Freezing and vacuum storage Fungi biomass fermented as disclosed in Experiment 2 above was harvested from a 300 L stirred tank bioreactor and heat treated in water at a temperature between 65°C and 72°C. The biomass was pressed at 2.5 bar in a hydropress device down to a solid state with a water content of 75%. Samples were cut into cubes of 15 mm size and frozen at -20°C. One portion of the cubes was stored under vacuum in a sealed bag, while another portion of the cubes was sealed with air in a plastic bag. The cubes were defrosted after 1 day and 10 days for texture analysis. Samples with a cuboidal shape of the size 12 mm x 10 mm x 2.5 mm (length x width x height) were analyzed using the texture analysis Knife Blade method defined in Experiment 2 and Toughness and Firmness were obtained for these samples. The Toughness and Firmness values for the vacuum sample defrosted after 1 day was taken as 100% to enable comparative studies of all the samples and analyse % decrease in texture over time.

The results of the texture analyses are shown in Fig. 12 with the Toughness values shown in white and the Firmness values obtained shown in black.

The results show a decrease in Toughness and Firmness for the samples packed in contact with air after 10 days which is not observed after 1 day. Vacuum packing for 10 does not seem to affect the texture of the samples.

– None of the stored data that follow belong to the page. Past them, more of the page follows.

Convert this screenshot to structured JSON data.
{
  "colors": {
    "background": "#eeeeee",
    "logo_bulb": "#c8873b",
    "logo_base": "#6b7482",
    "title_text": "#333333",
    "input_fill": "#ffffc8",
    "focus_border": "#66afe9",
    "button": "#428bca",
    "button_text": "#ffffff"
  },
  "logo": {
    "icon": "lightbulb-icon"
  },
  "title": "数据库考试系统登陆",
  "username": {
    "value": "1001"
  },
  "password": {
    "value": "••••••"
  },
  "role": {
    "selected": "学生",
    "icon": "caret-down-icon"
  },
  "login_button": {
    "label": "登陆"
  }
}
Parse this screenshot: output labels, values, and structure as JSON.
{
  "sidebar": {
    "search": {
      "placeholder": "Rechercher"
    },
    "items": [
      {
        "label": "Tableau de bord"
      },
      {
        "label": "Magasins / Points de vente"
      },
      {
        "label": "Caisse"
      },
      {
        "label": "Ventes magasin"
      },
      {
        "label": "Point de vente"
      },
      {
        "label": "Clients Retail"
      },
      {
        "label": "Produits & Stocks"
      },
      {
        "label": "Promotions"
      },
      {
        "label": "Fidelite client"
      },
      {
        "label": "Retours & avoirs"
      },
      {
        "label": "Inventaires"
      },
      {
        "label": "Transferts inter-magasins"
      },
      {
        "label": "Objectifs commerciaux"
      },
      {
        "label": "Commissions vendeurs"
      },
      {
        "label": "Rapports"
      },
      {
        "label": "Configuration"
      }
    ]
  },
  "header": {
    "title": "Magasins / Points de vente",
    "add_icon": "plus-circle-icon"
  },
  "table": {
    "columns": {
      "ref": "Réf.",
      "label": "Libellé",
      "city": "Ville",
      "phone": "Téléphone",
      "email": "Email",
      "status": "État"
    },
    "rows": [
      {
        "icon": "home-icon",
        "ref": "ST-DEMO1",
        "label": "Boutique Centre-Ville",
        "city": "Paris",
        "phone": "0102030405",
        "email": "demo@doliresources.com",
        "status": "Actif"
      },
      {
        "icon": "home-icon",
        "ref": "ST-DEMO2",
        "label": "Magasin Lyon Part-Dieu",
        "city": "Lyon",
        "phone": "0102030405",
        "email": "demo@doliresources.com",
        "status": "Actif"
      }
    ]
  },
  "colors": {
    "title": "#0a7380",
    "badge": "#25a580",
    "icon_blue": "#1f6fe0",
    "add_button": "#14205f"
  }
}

Experiment 7: Industrial patty forming using fungi biomass with enhanced texture

Fungi biomass was produced in a 600 L bioreactor using stirring speeds between 200-250 rpm. The biomass was harvested, heat treated at a temperature between 65°C and 75°C and its texture enhanced according to the invention by mixing at medium speed in a mixing tank with the addition of a final volume of 3% potato fibers, 2% rice starch and 5% canola oil. Biomass was pressed at 2 bar, cut into 10 cm x 5 cm pieces, blast frozen to -20°C and packaged in vacuum. Samples were then defrosted to 10°C and ground in an industrial meat grinder using 8 mm and 12 mm diameter holes. Ground fungi biomass was mixed with 15% to 40% of a mix containing potato starch, rice starch, oat flour, spices and flavours. Water and canola oil were added to the mix in a planetary mixer. The mix was processed and formed using an industrial patty former at a rate of up to 12 000 balls/hour, frying in canola oil at 180°C for 30 sec, baking at 130°C for 20 min, blast freezing and vacuum packaging.

The same process was repeated using fungi biomass obtained from a 300 L bioreactor fermentation using the following differences in the process: 150 rpm fermentation, no texture enhancing step, pressing at 2.5 bar. The balls resulting from this process were regarded in terms of taste, texture, form and processibility as suitable for commercial production of non-animal meatball-like products.